Education, we are told, is about opportunity. It is about young people gaining the skills needed to get ahead in the new post-industrial economy. Whether Republican or Democrat, our political leaders tell us that schools are the way into a brighter future. But what if that future is determined, in fact, by how jobs get constructed and distributed in the new global economy. And if that means that more and more good jobs are fleeing the older industrial countries, then schools in those countries are not about opportunity but instead function as gate-keepers to a shrinking pool of rewards.
from College and social class: the broken promise of America
Cross Currents, Spring, 2006 by John Raines, Charles Brian McAdams
This is from a piece Raines and McAdams wrote last year; it’s a well-researched, passionate plea for change, although in all honesty they seem a little lost about what should be done. I do like their ideas about need-based funding and access, given the ongoing attacks on affirmative action and the apparent failures of ‘percent programs’ to diversify admissions either by class or race. And I certainly agree that we need to learn to ‘see’ class and to teach it in the classroom.
On the other hand, the writers never mention the class hierarchies and privileges built into their own (university) system, including the labor exploitation that underwrites the prominence of research institutions, in everything from low-paid staff to over use of adjuncts to over-paid administrators. Ironically, (tenured) professors themselves are becoming the “gate-keepers to a shrinking pool of [educational] rewards” in their own departments.

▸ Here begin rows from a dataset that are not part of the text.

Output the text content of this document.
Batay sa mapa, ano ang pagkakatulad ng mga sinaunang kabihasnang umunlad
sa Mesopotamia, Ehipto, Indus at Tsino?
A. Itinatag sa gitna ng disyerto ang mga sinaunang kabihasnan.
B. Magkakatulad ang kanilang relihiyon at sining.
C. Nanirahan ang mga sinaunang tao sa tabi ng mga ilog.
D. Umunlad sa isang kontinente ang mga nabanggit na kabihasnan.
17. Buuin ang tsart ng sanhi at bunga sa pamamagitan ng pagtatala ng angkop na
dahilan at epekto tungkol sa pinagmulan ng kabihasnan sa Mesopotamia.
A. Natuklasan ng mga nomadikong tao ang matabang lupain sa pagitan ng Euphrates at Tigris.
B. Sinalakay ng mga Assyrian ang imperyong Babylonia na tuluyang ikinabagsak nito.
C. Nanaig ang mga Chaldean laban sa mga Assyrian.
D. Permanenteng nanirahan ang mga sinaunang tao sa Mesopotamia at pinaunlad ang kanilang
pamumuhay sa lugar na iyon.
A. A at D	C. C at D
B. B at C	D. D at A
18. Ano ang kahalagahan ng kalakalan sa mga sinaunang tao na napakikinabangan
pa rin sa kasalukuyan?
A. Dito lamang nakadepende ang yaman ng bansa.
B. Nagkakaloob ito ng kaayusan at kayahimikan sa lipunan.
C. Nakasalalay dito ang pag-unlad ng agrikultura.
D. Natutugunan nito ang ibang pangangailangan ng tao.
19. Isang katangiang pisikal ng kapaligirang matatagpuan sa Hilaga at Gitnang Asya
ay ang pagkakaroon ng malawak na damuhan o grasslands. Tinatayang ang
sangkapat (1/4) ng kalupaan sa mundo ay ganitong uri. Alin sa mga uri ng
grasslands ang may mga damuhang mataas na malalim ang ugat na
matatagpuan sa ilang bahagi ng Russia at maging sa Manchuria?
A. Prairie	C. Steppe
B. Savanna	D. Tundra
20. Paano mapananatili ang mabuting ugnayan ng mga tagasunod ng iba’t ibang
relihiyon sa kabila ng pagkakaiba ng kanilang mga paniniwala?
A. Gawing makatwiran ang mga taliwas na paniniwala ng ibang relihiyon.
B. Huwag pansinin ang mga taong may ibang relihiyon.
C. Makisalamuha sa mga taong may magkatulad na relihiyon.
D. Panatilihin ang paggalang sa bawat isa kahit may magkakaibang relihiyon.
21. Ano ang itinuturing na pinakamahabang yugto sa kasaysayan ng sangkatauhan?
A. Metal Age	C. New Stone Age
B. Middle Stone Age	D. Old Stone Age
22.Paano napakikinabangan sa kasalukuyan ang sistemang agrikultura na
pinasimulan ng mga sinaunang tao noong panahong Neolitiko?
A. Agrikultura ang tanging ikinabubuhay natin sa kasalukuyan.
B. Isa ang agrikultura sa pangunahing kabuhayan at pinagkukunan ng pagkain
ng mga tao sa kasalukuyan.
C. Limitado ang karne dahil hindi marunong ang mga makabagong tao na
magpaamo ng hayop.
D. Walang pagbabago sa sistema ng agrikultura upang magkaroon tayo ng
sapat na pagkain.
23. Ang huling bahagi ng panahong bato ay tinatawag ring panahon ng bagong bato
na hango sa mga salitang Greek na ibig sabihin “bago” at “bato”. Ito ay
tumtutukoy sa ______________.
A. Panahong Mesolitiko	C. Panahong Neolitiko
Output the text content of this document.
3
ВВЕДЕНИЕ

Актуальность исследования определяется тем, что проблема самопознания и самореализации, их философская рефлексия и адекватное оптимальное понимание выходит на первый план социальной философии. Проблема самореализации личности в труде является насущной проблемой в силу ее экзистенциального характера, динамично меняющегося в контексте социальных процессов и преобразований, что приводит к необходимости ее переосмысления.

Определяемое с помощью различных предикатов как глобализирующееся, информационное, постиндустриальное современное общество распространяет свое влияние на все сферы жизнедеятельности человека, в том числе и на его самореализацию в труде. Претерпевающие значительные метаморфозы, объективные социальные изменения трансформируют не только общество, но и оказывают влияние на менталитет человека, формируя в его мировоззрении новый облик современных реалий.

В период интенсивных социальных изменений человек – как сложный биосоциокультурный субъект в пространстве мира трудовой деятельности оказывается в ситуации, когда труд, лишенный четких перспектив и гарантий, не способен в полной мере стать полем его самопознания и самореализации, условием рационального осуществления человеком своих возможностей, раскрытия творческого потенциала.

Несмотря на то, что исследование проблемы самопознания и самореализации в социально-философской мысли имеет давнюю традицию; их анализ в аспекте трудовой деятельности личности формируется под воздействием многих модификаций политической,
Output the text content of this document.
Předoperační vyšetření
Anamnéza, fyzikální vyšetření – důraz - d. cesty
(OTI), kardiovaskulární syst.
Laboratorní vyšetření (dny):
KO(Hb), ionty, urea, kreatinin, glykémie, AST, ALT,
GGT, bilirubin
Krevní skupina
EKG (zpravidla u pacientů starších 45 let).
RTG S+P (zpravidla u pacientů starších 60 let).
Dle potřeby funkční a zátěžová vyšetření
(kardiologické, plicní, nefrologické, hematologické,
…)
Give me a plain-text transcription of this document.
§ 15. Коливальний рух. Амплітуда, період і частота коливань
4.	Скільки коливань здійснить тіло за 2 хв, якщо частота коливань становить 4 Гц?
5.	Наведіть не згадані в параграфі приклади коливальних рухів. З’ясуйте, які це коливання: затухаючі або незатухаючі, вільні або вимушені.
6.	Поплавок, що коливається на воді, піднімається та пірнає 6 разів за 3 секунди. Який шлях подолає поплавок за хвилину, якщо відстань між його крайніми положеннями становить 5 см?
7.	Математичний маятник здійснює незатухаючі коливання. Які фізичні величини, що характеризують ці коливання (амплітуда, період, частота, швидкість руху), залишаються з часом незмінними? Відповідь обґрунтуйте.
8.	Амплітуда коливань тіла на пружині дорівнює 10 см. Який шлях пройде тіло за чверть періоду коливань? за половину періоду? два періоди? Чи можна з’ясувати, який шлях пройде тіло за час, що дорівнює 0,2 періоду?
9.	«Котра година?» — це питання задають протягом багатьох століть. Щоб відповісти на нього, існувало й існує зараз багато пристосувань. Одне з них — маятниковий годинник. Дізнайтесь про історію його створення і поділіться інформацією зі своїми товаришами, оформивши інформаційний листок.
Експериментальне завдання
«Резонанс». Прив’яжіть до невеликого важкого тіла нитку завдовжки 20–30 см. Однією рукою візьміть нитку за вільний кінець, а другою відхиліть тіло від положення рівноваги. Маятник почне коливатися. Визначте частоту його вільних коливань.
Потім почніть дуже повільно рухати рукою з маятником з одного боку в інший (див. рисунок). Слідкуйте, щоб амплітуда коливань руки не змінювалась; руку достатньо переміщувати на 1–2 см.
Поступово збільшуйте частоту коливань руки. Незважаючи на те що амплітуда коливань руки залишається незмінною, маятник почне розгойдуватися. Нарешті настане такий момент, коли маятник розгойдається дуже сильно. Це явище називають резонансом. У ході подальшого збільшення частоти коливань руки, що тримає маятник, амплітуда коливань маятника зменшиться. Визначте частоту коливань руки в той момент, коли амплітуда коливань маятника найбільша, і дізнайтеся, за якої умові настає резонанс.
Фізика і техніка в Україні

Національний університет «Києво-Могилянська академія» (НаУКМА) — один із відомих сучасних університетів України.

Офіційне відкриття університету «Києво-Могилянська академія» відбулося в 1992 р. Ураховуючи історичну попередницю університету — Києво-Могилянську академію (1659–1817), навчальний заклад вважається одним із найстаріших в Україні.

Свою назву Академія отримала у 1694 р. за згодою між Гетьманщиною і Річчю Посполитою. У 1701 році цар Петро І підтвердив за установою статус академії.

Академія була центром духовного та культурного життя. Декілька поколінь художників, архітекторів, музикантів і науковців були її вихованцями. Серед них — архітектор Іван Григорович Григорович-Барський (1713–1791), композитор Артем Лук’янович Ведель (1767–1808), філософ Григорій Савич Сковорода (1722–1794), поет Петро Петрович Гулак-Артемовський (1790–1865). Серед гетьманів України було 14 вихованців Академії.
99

Most academics have this ‘outward gaze’ that seems to implicitly accept that what goes on where they work is less noteworthy than what goes on in other workplaces. The result is a focus on teaching about class rather than an attempt to directly challenge the class relationships they encounter and embody. It’s one thing to write papers that document inequity; it’s quite another to organize a card drive to create a faculty union.
I think its time the professors begin to clean up their own houses. In many senses, they are the ones who made the promise so famously broken. A recent Chronicle of Higher Education survey, for example, found that “112 presidents of traditional four-year public and private institutions, and systems, had compensation packages totaling at least $500,000,” an increase “in that level of compensation” of “53 percent.” Amazingly, even as funding for universities is shrinking, compensation for administrators is rising.
I continue to be astonished at the way academics who write about class seem to act or think as if they themselves are not participants in a system (or subsystem) of merit and class privileges that can and should be dismantled. This energy for reform needs to be turned inward, as it were, towards fully democratizing the University itself. Once the professors are organized (hopefully working with university staff and graduate students) then there might be a fighting chance at challenging the larger inequities Raines and McAdams lament.